What I would like to do is have the "Throw away if a duplicate" option not require exact file matches, but to match on extracted file contents. I expect that there would then be "Throw away if an exact duplicate" and "Throw away if extracted text matches" options and/or a global option to change the "duplicate" behavior.
Use case for this feature
I download my bank statements from the online banking site and use Hazel to rename the file and then file it away. Sometimes I go a few months between downloading them and just download a 3-5 of them at once when I remember.
Sample rules:
- Match contents based on keywords and account number to identify the rule to apply
- Match and capture statement date to use for the renaming of the file
- Rename the file to "Bank_Name-YYYY-MM-DD" based on the captured date
- Move to my folder for these records, have selected "Throw away if a duplicate" option
For some banks, they store the PDF online and I get the exact same "blob" downloaded each time, so the duplicate gets thrown away.

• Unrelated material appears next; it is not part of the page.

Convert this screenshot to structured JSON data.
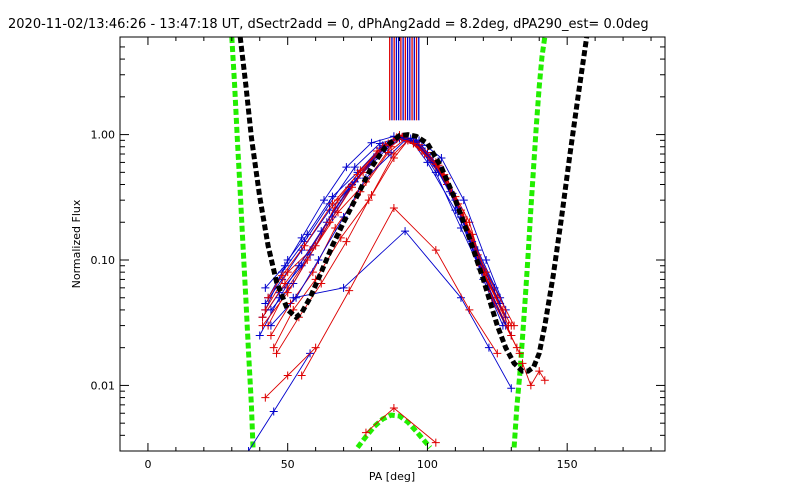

For others, the PDF seems to be generated at the time of request, and the contents are all the same, but the files differ in some way so the checksum is different. (E.g., maybe it has some sort of embedded comment with date of generation or similar.) For those, I get duplicates being renamed even though when I open the file, I can see no difference and in Hazel's preview of matching contents, all of the text shown is identical.
Request
What I would like to request is that there be an option to make the file comparison based on the extracted text contents of the PDF and allow the duplicate detection to be triggered based on the same contents and not just 100% exact same files.